In Experiment settings, go to Prediction. Here, you can see all of the algorithms that you can use in your experiment. You can change the number of algorithms to use. For example, you can choose 3, which means that the experiment uses the top 3 algorithms. For every algorithm, AutoAI generates four pipelines. In other words, the first pipeline is the regular one with no enhancement added, the second one is with HPO (Hyperparameter Optimization), the third one is with HPO and Feature Engineering, and the last one is with HPO, Feature Engineering, and another HPO. Because you are using three algorithms, you will have a total of 12 pipelines (3×4=12), so AutoAI will build and generate 12 candidates to find your best model.
Step 8: Build and evaluate the models
AutoAI generates your 12 best models for your use case, and there are different ways to understand and visualize the results. The following image shows a Relationship Map, which shows how AutoAI is building and generating the pipelines. Every color represents a type of algorithm, and each one has its own four pipelines that were discussed in the previous step.
You can click Swap view to check the Progress Map, which is another way to visualize how AutoAI is generating your pipelines in a sequential way.
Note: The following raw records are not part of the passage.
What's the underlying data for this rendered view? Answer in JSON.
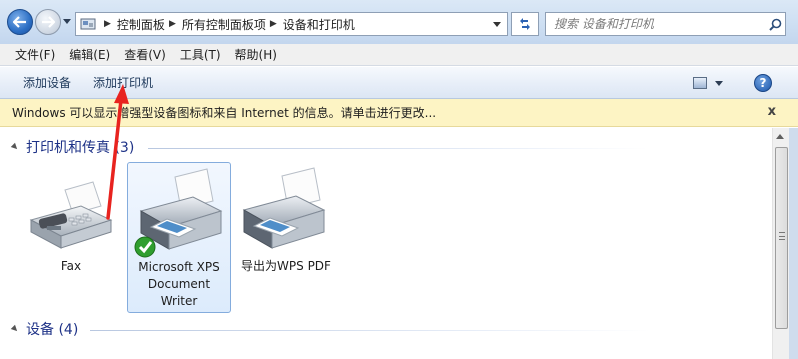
{
  "window": {
    "breadcrumbs": [
      "控制面板",
      "所有控制面板项",
      "设备和打印机"
    ],
    "search_placeholder": "搜索 设备和打印机"
  },
  "menu": [
    "文件(F)",
    "编辑(E)",
    "查看(V)",
    "工具(T)",
    "帮助(H)"
  ],
  "commandbar": {
    "add_device": "添加设备",
    "add_printer": "添加打印机",
    "help": "?"
  },
  "infobar": {
    "text": "Windows 可以显示增强型设备图标和来自 Internet 的信息。请单击进行更改...",
    "close": "x"
  },
  "groups": {
    "printers": {
      "title": "打印机和传真 (3)",
      "items": [
        {
          "label": "Fax",
          "icon": "fax-icon"
        },
        {
          "label": "Microsoft XPS Document Writer",
          "icon": "printer-icon",
          "default": true
        },
        {
          "label": "导出为WPS PDF",
          "icon": "printer-icon"
        }
      ]
    },
    "devices": {
      "title": "设备 (4)"
    }
  },
  "colors": {
    "annotation_arrow": "#e8231f",
    "group_title": "#1e3287",
    "infobar_bg": "#fdf4c4"
  }
}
You can see the Pipeline leaderboard to check which model is the best. In this case, Pipeline 11 is the best model using Extra Trees Regressor with two enhancements (first HPO and Feature Engineering).
AutoAI shows you the comparison between all of these pipelines. If you click Pipeline comparison, you see a metric chart that compares your candidates.
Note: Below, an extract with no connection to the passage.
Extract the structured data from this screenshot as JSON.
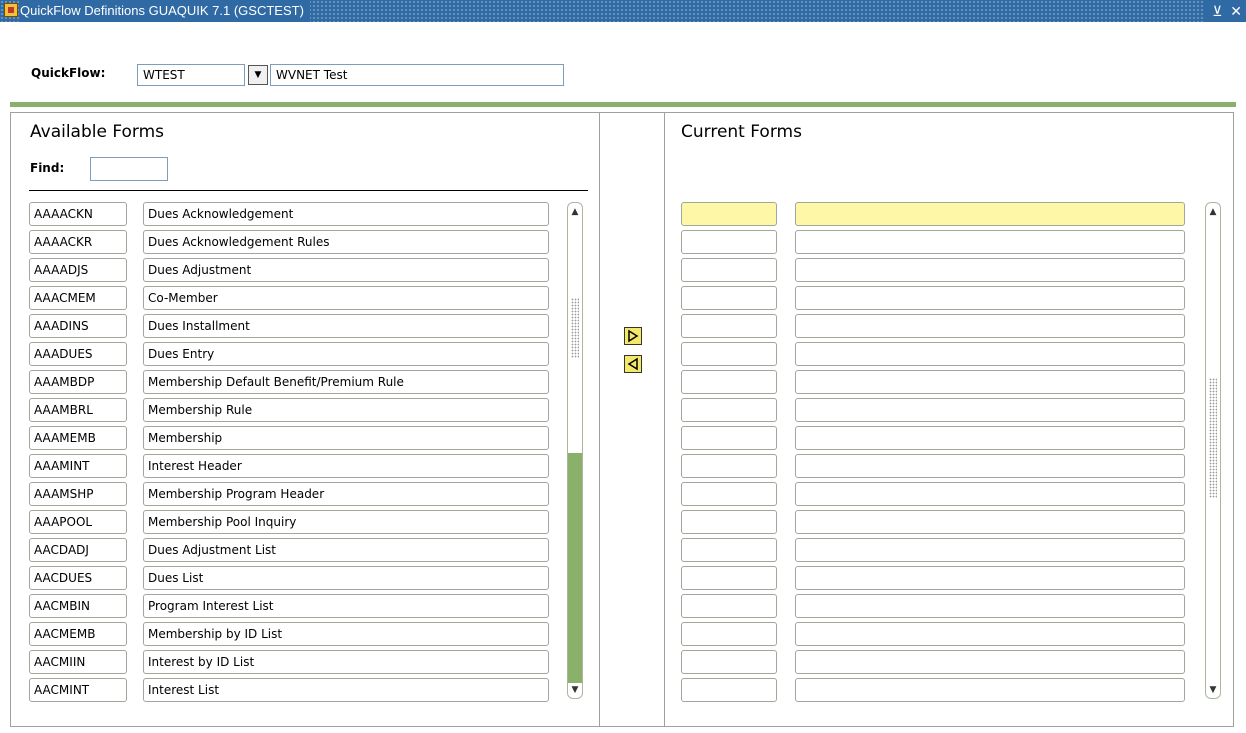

Because Pipeline 11 is the best model, click it to get a better understanding of it. For example, you can check its Feature Importance to see the key features in making decisions for the predictive model. In this example, the NewFeature_0 is the most important factor for the prediction. NewFeature_0 is a new feature generated just like NewFeature_3. These are combinations of different features (for example, a combination of text and favorites) that are generated with feature engineering to enhance the model.
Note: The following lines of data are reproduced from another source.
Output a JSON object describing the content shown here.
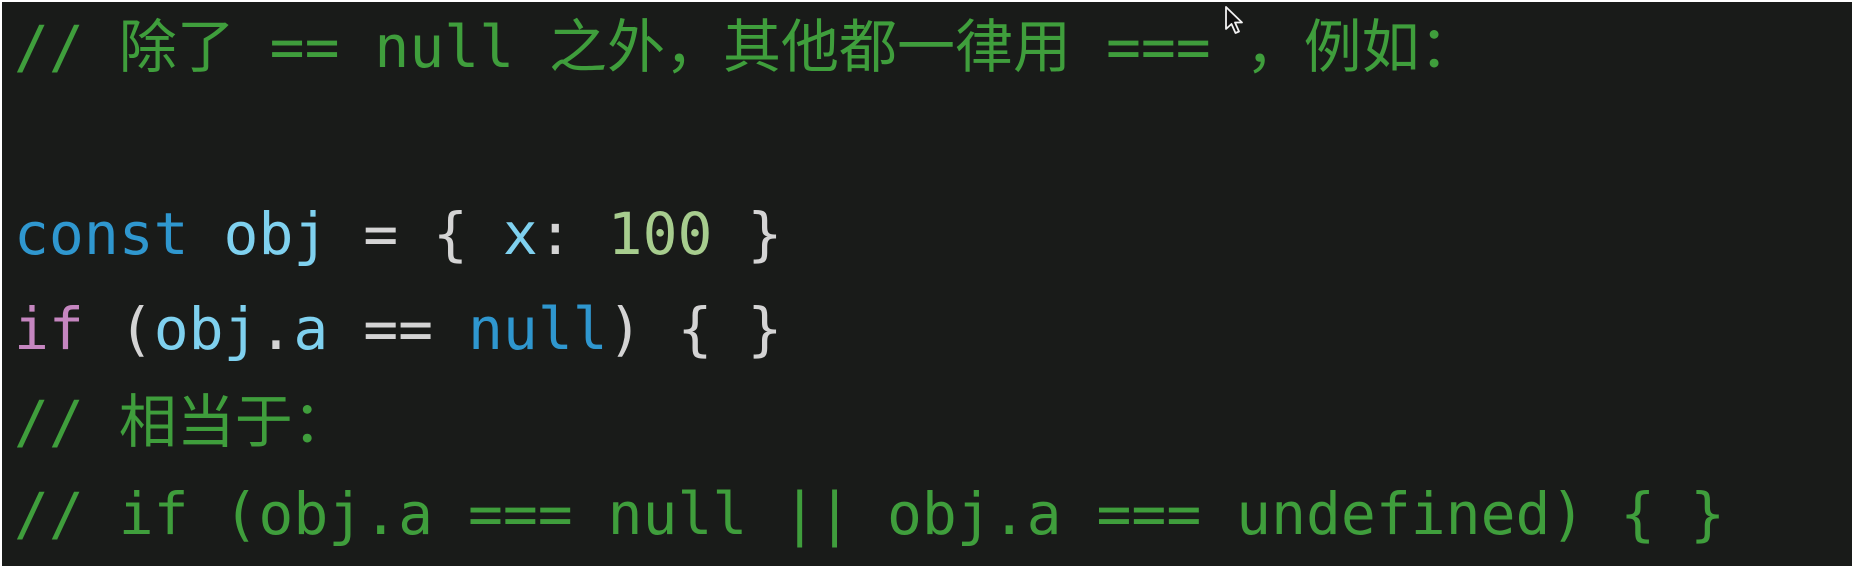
{
  "colors": {
    "background": "#191b19",
    "comment": "#3f9e3c",
    "keyword": "#2f97cf",
    "control": "#c586c0",
    "variable": "#7fd1ef",
    "number": "#a7cd8e",
    "punctuation": "#d4d4d4"
  },
  "code": {
    "line1": "// 除了 == null 之外，其他都一律用 === ，例如：",
    "line2": "",
    "line3": {
      "keyword": "const",
      "space1": " ",
      "variable": "obj",
      "op": " = { ",
      "prop": "x",
      "colon": ": ",
      "number": "100",
      "close": " }"
    },
    "line4": {
      "keyword": "if",
      "open": " (",
      "object": "obj",
      "dot": ".",
      "prop": "a",
      "op": " == ",
      "nullword": "null",
      "close": ") { }"
    },
    "line5": "// 相当于：",
    "line6": "// if (obj.a === null || obj.a === undefined) { }"
  },
  "icons": {
    "cursor": "mouse-pointer-icon"
  }
}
Step 9: Save and deploy the model
Now, save and deploy the model so that you can start using it.
Click Save as, and choose Model. This saves the model, and you can now access it from the main dashboard of your project in Assets under the Models section.
Click this new created model, select the Deployments tab, and click Add Deployment to create the deployment (you must give it a name). This is a web deployment that can be accessible using a REST call.
Wait until the status of the deployment is Ready in the Deployments tab, then click the deployment’s name.
Step 10: Test the model
The model is now ready for you to start using.
Select the Test tab, and enter data in the fields. You can put the data in a JSON format if you prefer (this is easier in cases where you have a lot of fields, but here you have only two fields).
Click Predict, and you see the result in
values
. In this example, you have the value of 930. This means that Charlize (remember that you’re using Charlize Theron’s data) will probably get approximately 930 favorites if she shared her tweet at 4:00 pm (hour is 16 in this example). You can put your own user name in the IBM Cloud Function if you want to predict for your account.
If you want to implement this model in your application, click the Implementation tab . It shows the endpoint URL and code snippets for different programming languages (cURL, Java programming, JavaScript, Python, and Scala) that you can use for your application.
Summary
In this tutorial, you learned to extract data from Twitter, create a CSV file that contains this data, and upload it to IBM Cloud Object Storage using IBM Cloud Functions. Then, you learned how to create a predictive model on this data to optimize future tweeting and increase the user’s audience using Watson Studio and AutoAI.